New school opening in Plateau Valley

Molina Baptist Church Pastor Kyle VanArsdol worried about the responsibility of home-schooling.

Then his wife’s relatives in Texas told him about a school there that combines home-schooling and private Christian education.

“Parents could be more involved but not feel the burden of educating their kids all by themselves. It compensated for everything we were afraid of and had the education we wanted,” VanArsdol said.

The school in Texas inspired VanArsdol and two families in his church congregation to open Sanctus Classical Academy this August. Like its inspiration, the academy will follow the university model, which means students spend some days in a classroom building with their peers and other days working on material from home with their parents as instructors.
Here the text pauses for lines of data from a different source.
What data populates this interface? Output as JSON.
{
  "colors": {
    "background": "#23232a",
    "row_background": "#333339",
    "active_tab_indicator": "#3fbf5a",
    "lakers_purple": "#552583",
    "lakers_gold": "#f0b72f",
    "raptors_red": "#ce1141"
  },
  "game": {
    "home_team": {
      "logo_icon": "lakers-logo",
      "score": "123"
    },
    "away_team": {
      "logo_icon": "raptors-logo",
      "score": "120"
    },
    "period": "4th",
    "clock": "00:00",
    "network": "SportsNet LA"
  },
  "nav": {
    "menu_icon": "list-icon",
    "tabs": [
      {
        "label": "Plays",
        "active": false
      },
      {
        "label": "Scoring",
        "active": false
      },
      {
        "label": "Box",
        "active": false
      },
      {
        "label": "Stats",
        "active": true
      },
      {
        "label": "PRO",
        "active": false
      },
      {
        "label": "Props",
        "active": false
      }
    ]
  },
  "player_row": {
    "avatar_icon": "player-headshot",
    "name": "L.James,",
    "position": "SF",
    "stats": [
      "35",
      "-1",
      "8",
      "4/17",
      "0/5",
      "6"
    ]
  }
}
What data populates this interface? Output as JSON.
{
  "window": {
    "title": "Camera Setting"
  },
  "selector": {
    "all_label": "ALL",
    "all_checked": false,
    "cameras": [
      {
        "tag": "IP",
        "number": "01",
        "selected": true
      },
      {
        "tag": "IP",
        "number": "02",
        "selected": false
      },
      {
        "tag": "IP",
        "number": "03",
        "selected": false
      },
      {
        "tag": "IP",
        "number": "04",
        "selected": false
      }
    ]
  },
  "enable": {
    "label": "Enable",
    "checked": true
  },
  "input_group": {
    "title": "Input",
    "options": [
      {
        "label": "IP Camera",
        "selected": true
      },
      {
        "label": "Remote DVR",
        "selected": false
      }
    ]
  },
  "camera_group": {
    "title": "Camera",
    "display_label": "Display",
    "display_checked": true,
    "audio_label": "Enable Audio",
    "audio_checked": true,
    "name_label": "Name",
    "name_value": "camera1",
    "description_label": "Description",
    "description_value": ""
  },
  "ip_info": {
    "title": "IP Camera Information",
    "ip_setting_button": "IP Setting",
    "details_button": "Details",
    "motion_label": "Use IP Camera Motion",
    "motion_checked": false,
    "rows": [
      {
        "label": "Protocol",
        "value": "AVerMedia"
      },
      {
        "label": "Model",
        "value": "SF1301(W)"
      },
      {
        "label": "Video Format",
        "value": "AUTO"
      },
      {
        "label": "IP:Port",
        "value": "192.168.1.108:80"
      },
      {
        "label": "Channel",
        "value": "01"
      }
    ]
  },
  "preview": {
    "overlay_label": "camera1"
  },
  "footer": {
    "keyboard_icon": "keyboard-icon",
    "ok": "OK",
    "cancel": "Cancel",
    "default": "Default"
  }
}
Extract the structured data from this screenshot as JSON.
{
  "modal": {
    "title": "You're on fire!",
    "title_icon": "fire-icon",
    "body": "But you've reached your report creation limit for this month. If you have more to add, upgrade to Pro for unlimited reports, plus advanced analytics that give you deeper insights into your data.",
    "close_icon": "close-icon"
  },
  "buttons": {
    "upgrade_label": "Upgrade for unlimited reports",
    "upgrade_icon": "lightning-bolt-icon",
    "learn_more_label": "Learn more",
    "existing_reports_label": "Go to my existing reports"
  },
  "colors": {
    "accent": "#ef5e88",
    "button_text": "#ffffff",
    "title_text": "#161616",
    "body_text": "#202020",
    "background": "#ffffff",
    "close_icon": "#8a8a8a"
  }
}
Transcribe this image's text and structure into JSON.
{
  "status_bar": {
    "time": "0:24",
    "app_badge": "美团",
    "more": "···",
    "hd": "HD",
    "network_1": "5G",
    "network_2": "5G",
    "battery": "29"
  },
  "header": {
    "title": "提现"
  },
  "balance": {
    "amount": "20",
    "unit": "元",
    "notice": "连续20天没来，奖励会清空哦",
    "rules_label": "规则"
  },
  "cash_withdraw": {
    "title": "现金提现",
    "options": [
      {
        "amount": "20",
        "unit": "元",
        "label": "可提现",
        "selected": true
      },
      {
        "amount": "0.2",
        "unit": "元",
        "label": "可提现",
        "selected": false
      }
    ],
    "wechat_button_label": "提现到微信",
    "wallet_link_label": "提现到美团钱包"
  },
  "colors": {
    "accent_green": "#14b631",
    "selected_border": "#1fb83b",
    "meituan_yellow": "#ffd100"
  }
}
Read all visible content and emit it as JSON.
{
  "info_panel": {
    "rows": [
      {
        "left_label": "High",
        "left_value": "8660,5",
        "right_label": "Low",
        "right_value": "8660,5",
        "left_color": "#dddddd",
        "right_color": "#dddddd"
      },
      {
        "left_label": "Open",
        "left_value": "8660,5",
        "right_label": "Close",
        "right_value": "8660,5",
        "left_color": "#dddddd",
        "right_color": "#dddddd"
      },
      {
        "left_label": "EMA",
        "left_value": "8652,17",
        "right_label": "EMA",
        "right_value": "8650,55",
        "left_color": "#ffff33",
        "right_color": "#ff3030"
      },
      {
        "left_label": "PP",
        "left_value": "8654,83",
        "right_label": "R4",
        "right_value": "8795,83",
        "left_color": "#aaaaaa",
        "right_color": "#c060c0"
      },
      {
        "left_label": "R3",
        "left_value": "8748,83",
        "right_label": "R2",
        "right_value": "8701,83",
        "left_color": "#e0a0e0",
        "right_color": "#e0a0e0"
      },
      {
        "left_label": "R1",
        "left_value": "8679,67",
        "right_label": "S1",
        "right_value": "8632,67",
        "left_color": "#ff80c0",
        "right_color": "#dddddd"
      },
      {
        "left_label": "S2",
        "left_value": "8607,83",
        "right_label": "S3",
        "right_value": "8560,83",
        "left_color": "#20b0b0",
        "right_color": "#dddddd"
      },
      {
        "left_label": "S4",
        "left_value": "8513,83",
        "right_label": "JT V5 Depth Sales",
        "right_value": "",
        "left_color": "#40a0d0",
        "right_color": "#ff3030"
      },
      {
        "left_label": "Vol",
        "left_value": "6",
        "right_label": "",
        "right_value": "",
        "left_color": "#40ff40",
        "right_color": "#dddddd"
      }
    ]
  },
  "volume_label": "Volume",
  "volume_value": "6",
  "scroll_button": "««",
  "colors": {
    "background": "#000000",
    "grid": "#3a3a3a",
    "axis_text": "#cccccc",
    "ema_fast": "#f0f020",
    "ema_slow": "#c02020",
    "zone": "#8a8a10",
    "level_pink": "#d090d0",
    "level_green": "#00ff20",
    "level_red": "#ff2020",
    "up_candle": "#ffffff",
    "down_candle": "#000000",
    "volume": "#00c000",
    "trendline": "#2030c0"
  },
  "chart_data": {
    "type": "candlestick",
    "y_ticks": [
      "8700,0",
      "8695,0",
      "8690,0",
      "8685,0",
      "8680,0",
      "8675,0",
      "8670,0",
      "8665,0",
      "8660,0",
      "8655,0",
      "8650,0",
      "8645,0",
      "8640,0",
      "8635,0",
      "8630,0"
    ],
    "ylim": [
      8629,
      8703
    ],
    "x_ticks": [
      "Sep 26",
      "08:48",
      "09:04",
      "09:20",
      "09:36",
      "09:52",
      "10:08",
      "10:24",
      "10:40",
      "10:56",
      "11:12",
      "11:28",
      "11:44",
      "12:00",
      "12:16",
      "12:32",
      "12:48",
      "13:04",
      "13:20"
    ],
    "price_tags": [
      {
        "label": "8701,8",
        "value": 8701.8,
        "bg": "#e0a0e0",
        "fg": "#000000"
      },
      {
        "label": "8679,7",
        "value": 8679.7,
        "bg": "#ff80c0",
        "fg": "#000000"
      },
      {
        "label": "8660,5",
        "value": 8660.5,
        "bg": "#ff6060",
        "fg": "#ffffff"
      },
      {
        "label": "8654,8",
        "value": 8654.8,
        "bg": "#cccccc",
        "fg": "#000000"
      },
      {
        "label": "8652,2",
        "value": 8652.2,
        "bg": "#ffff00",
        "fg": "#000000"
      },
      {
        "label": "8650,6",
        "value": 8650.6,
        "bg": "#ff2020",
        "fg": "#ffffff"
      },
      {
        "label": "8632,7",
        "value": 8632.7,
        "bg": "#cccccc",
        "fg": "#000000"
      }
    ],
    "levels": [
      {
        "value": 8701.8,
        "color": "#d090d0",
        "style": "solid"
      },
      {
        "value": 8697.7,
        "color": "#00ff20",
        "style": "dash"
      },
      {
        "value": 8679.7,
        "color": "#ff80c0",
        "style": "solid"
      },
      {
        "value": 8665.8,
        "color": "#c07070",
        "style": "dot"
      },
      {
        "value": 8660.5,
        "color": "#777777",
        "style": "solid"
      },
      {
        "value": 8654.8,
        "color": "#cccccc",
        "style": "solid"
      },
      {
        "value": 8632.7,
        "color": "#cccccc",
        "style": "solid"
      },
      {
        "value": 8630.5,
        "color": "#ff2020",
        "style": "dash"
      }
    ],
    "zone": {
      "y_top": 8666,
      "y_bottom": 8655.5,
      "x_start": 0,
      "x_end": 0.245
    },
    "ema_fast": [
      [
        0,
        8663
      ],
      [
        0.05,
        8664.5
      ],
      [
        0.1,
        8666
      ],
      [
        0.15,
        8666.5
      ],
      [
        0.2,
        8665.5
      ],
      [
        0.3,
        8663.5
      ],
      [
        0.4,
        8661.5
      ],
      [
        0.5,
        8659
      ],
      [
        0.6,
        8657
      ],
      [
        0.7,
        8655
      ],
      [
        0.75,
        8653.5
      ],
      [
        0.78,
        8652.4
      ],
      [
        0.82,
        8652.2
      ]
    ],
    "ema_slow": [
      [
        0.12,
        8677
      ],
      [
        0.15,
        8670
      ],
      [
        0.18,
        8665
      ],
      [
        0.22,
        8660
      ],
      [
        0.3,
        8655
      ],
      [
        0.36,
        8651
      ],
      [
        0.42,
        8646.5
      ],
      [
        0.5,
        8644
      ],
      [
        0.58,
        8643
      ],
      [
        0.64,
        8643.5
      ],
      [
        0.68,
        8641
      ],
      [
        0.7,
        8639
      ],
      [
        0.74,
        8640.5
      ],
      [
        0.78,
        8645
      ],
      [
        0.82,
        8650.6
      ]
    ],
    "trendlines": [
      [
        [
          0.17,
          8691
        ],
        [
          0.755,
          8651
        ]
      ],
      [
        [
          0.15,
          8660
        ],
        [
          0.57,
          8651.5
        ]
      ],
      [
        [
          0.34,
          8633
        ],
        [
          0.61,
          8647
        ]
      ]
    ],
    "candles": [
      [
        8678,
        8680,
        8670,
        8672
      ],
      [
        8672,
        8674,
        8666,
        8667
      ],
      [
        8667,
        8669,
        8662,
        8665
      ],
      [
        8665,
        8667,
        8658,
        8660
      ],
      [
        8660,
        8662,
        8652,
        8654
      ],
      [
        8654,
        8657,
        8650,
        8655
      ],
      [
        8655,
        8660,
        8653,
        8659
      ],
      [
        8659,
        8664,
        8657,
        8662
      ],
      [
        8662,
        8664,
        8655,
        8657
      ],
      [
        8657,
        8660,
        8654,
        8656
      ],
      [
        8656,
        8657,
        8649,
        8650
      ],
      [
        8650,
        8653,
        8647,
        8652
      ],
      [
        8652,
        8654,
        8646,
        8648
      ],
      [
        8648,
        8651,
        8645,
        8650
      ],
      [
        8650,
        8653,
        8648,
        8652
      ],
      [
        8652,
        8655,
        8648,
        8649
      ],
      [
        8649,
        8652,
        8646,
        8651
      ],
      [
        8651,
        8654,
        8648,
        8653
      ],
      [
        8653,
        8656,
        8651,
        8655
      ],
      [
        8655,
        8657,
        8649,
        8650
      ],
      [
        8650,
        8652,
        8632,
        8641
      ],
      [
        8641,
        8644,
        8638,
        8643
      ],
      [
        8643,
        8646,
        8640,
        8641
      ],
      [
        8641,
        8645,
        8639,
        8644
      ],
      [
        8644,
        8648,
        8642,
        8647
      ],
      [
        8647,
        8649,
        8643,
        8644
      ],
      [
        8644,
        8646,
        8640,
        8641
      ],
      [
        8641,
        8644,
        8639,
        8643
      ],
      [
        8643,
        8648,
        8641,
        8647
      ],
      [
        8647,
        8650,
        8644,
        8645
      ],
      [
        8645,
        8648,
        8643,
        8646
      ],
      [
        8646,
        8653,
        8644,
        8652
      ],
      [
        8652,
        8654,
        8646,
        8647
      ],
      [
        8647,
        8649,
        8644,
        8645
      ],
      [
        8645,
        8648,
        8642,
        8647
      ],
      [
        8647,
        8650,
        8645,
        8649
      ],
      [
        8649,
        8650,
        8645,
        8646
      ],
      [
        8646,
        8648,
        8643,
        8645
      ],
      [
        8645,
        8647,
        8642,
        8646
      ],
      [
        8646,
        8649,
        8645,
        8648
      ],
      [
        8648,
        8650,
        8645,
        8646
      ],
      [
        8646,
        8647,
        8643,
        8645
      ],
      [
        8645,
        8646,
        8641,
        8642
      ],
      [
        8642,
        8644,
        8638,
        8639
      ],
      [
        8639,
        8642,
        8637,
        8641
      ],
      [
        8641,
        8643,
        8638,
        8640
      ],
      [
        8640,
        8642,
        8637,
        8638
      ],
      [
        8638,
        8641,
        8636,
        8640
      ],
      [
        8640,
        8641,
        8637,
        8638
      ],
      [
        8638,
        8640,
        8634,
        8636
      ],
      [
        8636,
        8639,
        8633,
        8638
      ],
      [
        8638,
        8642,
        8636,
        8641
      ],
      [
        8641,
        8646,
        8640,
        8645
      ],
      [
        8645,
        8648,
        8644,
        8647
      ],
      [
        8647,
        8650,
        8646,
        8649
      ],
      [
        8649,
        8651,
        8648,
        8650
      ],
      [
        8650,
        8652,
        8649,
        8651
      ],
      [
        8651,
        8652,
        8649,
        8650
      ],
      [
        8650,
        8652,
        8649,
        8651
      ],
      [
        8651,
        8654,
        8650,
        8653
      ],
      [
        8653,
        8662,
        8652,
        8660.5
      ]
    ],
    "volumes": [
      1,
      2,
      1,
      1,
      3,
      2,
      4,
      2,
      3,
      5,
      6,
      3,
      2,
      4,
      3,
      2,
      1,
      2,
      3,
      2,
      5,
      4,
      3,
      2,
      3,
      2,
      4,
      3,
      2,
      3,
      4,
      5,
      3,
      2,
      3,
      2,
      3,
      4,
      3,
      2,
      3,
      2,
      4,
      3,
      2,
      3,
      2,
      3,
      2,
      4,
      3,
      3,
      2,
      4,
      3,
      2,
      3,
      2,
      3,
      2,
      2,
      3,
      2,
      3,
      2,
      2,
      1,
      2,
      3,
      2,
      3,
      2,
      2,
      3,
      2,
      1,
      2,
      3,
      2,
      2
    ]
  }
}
Kindergarten and first-grade students will attend Sanctus Classical Academy on Monday and Tuesday and stay home Wednesday through Friday, while second- and third-graders will be in school together Tuesdays and Thursdays and study at home Mondays, Wednesdays and Fridays.

The school will start with kindergarten through third-grade students and add a grade each year until it becomes a K-12 school, VanArsdol said.

The academy has three students enrolled so far, and VanArsdol said the school will seek accreditation from the National Association of University-Model Schools when its class sizes grow larger. Nearly 50 schools in 16 states are accredited by the National Association of University-Model Schools. Colorado Springs, Durango and Ignacio each have one school accredited by the association.

A site for the academy is in the works and will be located in the Molina-Mesa-Collbran area, VanArsdol said.

Students can choose to take a full load of classes the two days they’re in school or spend part of those days at the school and the rest of the day learning at home. Students can take all basic subjects taught in traditional schools as well as one or two electives.

Because the school follows a classical model, the school will offer subjects such as Latin and emphasize rhetoric, logic and grammar. Because it’s a Christian school, VanArsdol said the school culture and curriculum will be “Christ-centered,” and an elective course on the Bible may be offered. Class days likely will last from 8 a.m. to 3:45 p.m.

The school will start with two part-time teachers, and VanArsdol said he will act as interim administrator. If enough kids enroll in the school, VanArsdol said the school might open a second branch in the Grand Valley. If not, the school may move to the valley, he said.